After enough bickering, we had an honest talk about where his score keeping was coming from.  He admitted not being proud of his tit-for-tat-ness and said he never had to be responsible for anyone but himself.  He was looking for encouragement and support for a challenging transition out of bachelorhood into cohabitation.  I love him for being so honest.

I don’t blame my fiancé for this struggle.  It seems as though our egalitarian intentions haven’t quite caught up with reality.  From a young age, my girlfriends and me were socialized to play house, play with baby dolls, and take care of others.  My fiancé and his buddies likely were not.  Also, we’ve observed our moms doing most of the cooking, cleaning, and diaper changing.

Between my generation to my mother’s there have been huge changes in women’s societal roles.  Educated women today have more career options outside of teaching, nursing, or being a secretary.  We are also expected to be significant income contributors.  On the flip side, it’s becoming more common for men to be stay-at-home dads and to significantly help with housework and raising children.  But it’s not as well supported or expected.  My past post on the need for more fathers’ day goes into it a bit more.

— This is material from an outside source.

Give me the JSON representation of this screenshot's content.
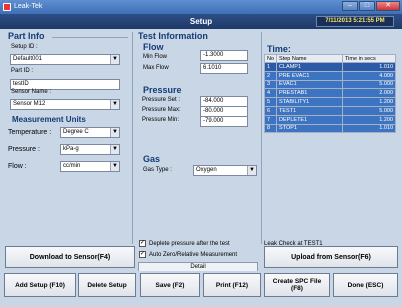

While I can appreciate that many good liberal men struggle with how they were brought up (watching women clean and change diapers) and how quickly gender roles have evolved, I just can’t bring myself to award “gold stickers” for every dish that’s cleaned or t-shirt that’s folded.

So when I read the bumper sticker “Men who change diapers, change the world” the second time around I cringed and thought that this was the ultimate ego stroking.  Encouragement is one thing but insisting that men who share child raising responsibilities are somehow extraordinary seems counter productive to the sticker’s intention.  Men who change diapers are great parents.  And so are the moms who change them as well.

If we keep our expectations about diaper changing and doing dishes low, won’t dads just live down to them?  Besides, I’ve yet to see a bumper sticker that says “Women who bring home the bacon save the universe from utter destruction.”